C’est le seul vrai danger qui menace la démocratie: lorsque le peuple démissionne ; quand il renonce à sa capacité collective d’agir ; quand il se laisse emplir par une forme de mélancolie. C’est arrivé en France en juin 1940 et ç’aurait pu concerner l’Angleterre, si Churchill n’avait pas été là. Très forte face à ses ennemis, très efficace devant l’adversité, la démocratie peut sombrer de l’intérieur quand elle renonce à grandir.
Depuis que le monde est entré dans les «quarante piteuses», on cherche les grands hommes capables d’assumer une nouvelle direction. En général on cite Thatcher, Kohl, Schröder. En voyez-vous d’autres dans cette période?
Pour être grands, les décideurs ont besoin de la grande histoire. Pas de grandeur sans tragédie: la guerre, la guerre froide, la réunification… Ces moments de tension sont décisifs et les démocraties y réussissent assez bien. Même en France: Nicolas Sarkozy a été décisif au moment de la crise financière de 2008, François Hollande a été bon au moment des attentats de 2015. La démocratie est beaucoup plus difficile à gouverner par temps calme: lorsque les réformes difficiles doivent être prises sans urgence dramatique. Schröder a eu beaucoup de mérite et, à mon sens, beaucoup plus que Merkel, qui s’est contentée de «gérer» sans vision. D’ailleurs, elle le dit elle-même: quand on lui demande quelle est sa «vision», elle répond: «Je n’ai pas de vision, je ne suis pas poète»!
«L’objectif du contre-modèle confucéen est la cohésion et le bien-être collectifs et non les libertés individuelles»
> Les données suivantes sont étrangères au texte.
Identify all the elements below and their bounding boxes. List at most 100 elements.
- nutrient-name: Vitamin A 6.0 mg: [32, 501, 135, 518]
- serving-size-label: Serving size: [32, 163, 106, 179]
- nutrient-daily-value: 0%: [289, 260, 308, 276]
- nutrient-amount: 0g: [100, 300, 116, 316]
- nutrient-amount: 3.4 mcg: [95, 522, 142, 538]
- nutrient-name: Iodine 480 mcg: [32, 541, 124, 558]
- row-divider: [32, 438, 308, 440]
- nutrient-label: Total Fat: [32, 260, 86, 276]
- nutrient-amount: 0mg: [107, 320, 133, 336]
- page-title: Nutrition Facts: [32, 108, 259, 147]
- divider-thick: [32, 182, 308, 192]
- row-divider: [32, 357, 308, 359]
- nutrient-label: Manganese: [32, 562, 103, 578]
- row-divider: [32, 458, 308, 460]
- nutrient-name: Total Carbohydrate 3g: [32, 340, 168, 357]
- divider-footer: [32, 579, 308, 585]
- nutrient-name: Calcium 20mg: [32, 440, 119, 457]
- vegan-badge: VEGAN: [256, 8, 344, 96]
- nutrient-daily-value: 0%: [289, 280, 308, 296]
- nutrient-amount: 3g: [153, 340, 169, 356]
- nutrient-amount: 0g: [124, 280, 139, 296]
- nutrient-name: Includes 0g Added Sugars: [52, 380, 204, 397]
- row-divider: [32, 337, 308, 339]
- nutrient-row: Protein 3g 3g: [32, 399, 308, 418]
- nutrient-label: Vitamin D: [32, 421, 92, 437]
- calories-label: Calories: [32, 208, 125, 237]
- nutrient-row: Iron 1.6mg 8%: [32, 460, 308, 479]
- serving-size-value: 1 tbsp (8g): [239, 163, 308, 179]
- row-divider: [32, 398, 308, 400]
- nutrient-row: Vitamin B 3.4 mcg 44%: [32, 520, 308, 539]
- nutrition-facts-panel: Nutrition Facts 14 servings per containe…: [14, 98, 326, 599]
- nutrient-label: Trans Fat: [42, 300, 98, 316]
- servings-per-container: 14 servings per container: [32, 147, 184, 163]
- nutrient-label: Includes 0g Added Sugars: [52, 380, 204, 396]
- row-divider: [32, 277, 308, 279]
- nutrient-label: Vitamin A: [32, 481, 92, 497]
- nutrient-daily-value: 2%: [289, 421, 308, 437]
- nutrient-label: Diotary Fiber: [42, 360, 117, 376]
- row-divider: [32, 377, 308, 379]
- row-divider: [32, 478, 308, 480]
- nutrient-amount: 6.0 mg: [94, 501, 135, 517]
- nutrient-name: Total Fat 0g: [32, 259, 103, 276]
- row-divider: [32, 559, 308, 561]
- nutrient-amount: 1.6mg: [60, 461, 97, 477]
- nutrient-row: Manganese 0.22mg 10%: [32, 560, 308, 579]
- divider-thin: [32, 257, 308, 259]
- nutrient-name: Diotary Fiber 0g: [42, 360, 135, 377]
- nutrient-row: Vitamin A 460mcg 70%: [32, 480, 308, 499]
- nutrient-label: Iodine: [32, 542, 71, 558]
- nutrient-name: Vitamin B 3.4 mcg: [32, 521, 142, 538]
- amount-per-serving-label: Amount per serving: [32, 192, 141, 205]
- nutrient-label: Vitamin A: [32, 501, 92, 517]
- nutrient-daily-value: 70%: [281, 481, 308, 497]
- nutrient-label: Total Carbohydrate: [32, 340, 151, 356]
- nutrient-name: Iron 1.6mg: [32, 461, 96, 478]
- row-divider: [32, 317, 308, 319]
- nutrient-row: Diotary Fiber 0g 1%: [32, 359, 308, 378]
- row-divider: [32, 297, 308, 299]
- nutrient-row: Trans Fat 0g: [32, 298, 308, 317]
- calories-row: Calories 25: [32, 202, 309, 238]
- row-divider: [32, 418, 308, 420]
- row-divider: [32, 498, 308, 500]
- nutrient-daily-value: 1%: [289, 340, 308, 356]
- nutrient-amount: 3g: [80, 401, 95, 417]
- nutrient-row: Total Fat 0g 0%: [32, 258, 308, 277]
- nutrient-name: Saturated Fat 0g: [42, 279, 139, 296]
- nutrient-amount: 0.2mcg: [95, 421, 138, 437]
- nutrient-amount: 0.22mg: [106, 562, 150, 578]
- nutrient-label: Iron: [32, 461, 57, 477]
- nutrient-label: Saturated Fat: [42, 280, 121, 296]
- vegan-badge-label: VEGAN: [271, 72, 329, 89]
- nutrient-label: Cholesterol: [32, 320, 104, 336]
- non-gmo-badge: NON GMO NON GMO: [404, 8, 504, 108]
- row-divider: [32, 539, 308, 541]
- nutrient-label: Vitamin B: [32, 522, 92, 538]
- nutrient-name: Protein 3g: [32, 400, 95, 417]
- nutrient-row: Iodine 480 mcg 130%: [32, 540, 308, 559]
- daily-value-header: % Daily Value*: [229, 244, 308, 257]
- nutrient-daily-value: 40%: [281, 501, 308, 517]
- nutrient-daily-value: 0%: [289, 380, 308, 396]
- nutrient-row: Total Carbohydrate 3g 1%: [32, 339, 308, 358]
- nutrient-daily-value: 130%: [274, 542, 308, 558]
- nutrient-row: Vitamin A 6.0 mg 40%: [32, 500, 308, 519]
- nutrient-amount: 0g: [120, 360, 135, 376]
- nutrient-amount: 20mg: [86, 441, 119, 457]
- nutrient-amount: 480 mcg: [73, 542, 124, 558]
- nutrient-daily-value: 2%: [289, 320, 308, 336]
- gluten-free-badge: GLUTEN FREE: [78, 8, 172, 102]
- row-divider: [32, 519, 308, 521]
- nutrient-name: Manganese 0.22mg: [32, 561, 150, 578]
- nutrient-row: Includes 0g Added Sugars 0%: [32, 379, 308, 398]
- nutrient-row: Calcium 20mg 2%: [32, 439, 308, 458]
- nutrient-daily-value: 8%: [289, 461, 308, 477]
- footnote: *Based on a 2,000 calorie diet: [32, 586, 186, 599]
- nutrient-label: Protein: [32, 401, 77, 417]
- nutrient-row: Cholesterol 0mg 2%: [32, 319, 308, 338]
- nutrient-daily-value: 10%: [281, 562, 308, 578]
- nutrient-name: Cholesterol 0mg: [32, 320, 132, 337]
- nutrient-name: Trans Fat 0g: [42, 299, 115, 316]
La force d’attraction du contre-modèle confucéen n’est-il pas le vrai défi lancé au monde libéral?
Si. Je crois qu’il s’agit du vrai modèle des démocraties illibérales, dont on parle beaucoup. Tous les dirigeants (Orbán, Erdogan, Xi Jinping) citent une même référence: Lee Kuan Yew, qui a dirigé Singapour pendant trente ans. En quelques années, cette cité-État est passée, grâce à lui, du tiers-monde au peloton de tête en termes de PIB, d’éducation, de qualité de vie. Pour y parvenir, Lee a instauré un système ultradirigiste qui, tout en respectant les formes de la démocratie, prenait, si je puis dire, quelques libertés avec les libertés. L’objectif est la cohésion et le bien-être collectifs et non les libertés individuelles. C’est le modèle qui inspire la Chine depuis Deng Xiaoping. Et c’est contre lui qu’il convient de renforcer l’efficacité des démocraties libérales.
À votre demande d’une démocratie adulte, certains vous répondent que vous n’avez rien compris, et que cette démocratie sera rejetée tant qu’une oligarchie judiciaire, technocratique, financière et médiatique confisque la voix du peuple. Que répondez-vous à cela?
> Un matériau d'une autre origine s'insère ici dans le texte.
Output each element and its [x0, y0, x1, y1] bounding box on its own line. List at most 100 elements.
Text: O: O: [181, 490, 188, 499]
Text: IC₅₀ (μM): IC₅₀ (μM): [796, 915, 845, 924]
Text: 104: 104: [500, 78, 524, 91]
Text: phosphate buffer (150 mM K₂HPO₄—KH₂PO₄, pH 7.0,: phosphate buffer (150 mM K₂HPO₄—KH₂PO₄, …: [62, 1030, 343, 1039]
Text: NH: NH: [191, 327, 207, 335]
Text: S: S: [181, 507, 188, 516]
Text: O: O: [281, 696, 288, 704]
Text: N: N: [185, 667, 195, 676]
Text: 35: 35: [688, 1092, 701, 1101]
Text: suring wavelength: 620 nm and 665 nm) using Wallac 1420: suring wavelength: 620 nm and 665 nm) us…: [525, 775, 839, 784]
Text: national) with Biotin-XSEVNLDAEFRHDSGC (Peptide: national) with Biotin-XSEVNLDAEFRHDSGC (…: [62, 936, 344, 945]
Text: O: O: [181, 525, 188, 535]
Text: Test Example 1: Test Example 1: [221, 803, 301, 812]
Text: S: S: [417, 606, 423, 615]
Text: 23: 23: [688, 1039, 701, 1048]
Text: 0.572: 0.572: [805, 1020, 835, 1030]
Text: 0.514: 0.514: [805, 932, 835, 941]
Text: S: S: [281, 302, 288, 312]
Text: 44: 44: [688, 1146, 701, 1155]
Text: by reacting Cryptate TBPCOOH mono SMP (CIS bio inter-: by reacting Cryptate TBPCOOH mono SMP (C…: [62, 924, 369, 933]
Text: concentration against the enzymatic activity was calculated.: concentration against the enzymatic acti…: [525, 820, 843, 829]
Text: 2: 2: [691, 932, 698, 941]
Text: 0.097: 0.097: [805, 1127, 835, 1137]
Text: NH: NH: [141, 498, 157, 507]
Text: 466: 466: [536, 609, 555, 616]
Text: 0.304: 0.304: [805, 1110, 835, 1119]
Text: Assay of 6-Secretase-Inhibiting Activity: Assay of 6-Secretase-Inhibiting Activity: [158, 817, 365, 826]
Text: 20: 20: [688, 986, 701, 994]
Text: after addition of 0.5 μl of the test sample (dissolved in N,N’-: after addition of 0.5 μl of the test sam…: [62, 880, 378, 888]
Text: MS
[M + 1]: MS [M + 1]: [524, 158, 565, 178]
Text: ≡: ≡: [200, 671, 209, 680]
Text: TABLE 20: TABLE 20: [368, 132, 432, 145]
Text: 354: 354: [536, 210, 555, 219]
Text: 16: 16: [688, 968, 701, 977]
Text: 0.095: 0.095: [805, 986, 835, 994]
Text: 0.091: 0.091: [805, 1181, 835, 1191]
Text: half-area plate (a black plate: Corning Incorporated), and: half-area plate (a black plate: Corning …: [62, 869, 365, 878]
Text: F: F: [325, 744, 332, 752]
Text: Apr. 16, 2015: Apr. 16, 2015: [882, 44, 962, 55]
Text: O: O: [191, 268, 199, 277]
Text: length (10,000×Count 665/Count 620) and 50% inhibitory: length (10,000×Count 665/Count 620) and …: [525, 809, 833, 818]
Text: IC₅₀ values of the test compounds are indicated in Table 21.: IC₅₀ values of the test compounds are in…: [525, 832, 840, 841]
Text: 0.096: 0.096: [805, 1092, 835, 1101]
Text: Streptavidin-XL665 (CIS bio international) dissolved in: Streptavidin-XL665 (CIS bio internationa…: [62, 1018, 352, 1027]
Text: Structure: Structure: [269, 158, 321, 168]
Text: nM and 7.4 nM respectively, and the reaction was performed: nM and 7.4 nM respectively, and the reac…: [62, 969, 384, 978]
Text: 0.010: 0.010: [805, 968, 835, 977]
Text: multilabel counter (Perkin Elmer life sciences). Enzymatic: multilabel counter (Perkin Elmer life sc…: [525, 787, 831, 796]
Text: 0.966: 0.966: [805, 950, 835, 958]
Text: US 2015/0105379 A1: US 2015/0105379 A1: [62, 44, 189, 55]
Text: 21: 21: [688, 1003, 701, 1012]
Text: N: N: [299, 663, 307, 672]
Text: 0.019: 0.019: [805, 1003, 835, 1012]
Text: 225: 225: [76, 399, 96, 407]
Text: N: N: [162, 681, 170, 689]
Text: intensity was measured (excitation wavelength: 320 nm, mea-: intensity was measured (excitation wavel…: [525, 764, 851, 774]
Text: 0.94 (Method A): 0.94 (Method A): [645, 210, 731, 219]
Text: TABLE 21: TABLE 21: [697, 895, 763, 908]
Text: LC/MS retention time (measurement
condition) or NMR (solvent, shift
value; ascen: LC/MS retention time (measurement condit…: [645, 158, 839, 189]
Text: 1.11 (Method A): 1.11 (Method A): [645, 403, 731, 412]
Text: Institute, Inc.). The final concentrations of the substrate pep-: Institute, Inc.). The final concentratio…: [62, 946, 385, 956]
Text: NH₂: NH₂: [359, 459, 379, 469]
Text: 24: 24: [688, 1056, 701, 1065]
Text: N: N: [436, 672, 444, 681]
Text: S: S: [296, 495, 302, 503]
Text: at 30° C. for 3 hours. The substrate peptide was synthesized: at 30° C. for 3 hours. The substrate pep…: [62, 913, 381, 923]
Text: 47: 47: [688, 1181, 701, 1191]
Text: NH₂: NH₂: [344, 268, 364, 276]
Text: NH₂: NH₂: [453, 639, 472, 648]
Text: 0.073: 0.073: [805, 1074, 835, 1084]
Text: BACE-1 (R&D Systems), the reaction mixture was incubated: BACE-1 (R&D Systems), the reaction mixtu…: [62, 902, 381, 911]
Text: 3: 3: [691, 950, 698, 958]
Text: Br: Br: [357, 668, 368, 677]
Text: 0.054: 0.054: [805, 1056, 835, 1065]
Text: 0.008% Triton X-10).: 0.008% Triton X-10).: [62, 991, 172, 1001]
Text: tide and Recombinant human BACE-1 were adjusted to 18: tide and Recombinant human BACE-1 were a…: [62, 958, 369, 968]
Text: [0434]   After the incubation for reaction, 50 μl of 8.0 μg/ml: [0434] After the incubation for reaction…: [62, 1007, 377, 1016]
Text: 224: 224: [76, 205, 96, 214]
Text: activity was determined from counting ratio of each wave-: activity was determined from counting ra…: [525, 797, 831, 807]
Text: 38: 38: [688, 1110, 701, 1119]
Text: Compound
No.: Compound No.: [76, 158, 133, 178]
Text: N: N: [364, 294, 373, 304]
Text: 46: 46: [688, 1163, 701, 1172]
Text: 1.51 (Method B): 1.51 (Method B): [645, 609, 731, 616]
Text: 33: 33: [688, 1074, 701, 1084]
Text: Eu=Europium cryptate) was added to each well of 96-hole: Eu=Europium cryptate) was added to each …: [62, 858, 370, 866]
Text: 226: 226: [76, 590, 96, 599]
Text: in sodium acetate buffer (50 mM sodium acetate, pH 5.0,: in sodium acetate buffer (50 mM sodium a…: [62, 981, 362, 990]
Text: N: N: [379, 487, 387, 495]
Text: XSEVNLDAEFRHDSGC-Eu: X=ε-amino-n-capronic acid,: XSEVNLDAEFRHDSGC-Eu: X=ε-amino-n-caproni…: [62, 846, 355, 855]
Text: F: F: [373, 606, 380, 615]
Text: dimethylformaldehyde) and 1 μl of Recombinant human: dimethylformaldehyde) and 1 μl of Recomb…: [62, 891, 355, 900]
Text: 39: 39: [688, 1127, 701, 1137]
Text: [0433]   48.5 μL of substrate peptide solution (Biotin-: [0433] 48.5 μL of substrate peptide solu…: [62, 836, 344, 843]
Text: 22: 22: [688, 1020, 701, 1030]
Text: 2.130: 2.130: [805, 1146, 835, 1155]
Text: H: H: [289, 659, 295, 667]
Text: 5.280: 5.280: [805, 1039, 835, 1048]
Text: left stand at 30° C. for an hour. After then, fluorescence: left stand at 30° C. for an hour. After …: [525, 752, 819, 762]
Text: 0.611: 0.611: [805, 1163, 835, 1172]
Je réponds que c’est une remarque bien adolescente! On déteste les parents à qui l’on en demande toujours davantage. La démocratie adulte, c’est d’abord comprendre le régime, son fonctionnement et son esprit. C’est aussi comprendre que la démocratie est par nature déceptive: on ne sera jamais totalement libres, ni tout à fait égaux, ni absolument fraternels, mais c’est pourtant un horizon dont il faut tenter de se rapprocher sans fin. C’est enfin prendre conscience des trésors et des bienfaits de notre régime comme de notre situation historique. J’aime beaucoup le titre du dernier livre d’Hervé Le Bras: Se sentir mal dans une France qui va bien (L’Aube). C’est tout le problème. Or, nous aimons beaucoup détester notre temps! C’est le paradoxe de Tocqueville: plus la démocratie réussit, plus elle suscite de frustrations. Être un démocrate adulte, c’est donc accepter d’être frustré ; c’est ne plus prendre les messies pour des lanternes ; c’est comprendre qu’on ne peut pas grandir sans obéir. Arrêtons un peu de dénoncer les élites, puisqu’il ne tient qu’à nous d’être des citoyens adultes.